"The current containment system at the blowout location cannot handle a hurricane," he said. "It is rigidly fixed in place, and cannot flex to handle a hurricane's waves."
Masters noted that a hurricane has never passed over a massive oil spill before, so what actually would happen is uncertain.
The closest call: For 10 months, starting in June 1979, Ixtoc, an exploratory oil well, dumped 126 million gallons of oil into the Southern Gulf of Mexico. In September of that year, Category 1 Hurricane Henri swirled just north of the spill, producing high seas and gale force winds.
The wind converted the oil into a thick "mousse," he said, but the hurricane also scrubbed clean some oil-fouled beaches. NOAA found Henri's winds didn't blow long enough to influence the direction of that spill.
NOAA said a change in currents has greatly reduced the risk of oil reaching the Keys. The latest trajectory maps put the slick no closer than 385 miles from Key West.
However, that could change if a hurricane's winds blow strong and long enough, experts said.
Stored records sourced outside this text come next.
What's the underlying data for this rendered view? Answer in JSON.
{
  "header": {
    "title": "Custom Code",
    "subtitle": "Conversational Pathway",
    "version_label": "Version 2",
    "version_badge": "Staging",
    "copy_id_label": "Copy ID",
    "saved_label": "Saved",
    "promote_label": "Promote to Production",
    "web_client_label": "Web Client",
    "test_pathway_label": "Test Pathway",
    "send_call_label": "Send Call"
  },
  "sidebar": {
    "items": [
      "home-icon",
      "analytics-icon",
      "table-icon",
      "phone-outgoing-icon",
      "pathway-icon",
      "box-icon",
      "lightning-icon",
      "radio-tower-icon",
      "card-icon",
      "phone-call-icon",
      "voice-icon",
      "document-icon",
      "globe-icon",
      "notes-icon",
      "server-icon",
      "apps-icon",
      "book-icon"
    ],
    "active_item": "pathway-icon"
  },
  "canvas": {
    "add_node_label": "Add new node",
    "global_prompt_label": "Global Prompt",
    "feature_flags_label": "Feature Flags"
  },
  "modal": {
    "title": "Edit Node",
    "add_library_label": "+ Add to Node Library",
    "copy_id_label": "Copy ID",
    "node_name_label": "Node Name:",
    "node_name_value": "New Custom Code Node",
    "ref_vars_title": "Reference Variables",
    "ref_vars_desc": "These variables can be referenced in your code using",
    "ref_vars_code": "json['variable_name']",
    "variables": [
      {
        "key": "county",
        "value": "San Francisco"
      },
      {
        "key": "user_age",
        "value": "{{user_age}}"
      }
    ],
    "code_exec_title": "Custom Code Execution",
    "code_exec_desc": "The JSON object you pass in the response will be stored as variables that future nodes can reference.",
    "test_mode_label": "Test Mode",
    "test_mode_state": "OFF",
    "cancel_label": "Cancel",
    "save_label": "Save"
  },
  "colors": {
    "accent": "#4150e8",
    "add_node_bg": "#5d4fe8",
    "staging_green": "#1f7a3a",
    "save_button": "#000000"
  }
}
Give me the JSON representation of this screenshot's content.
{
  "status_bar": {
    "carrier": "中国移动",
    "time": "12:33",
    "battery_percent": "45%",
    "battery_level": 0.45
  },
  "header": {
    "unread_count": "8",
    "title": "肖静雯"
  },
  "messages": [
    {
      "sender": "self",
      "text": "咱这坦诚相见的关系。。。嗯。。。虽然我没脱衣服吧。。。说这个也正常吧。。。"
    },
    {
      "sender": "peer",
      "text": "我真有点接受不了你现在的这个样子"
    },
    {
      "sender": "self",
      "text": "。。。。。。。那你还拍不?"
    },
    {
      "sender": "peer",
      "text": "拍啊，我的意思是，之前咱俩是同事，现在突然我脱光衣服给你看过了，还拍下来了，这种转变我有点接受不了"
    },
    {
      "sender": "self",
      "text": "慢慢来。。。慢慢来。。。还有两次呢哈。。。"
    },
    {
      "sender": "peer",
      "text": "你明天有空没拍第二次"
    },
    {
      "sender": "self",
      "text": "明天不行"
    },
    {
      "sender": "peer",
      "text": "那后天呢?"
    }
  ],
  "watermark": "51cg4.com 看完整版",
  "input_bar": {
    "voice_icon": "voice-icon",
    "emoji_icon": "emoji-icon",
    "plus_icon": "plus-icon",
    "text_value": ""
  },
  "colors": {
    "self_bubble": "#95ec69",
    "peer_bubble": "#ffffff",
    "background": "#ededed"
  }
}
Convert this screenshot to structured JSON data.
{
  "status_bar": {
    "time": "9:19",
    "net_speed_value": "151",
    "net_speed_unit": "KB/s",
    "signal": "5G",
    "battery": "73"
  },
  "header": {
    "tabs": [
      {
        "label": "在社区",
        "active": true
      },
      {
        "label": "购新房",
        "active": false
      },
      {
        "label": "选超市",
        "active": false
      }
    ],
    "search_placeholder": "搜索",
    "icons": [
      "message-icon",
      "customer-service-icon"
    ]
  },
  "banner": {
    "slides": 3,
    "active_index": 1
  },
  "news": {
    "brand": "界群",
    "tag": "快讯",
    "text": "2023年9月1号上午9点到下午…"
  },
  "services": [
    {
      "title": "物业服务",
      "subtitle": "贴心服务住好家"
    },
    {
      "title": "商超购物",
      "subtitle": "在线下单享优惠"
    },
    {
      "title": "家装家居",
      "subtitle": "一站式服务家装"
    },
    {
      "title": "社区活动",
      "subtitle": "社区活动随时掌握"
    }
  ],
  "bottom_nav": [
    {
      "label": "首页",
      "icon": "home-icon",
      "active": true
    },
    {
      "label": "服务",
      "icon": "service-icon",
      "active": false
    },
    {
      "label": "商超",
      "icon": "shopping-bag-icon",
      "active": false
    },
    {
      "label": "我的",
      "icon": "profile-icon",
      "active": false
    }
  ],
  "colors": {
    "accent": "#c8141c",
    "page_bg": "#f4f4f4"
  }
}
Potentially, the oil could end up in the loop current and be carried around the tip of the state and along the East Coast.
"All bets are off with a hurricane," Masters said.
He said that because of currents, it would take "just the right hurricane" to drive oil to the Keys. However, in September the currents likely will create a "relatively clear path for oil to follow to the Keys."
Both Masters and NOAA scientists say a hurricane would not result in oil mixing in with rain.
"Hurricanes draw water vapor from a large area, much larger than the area covered by oil, and rain is produced in clouds circulating the hurricane," NOAA said.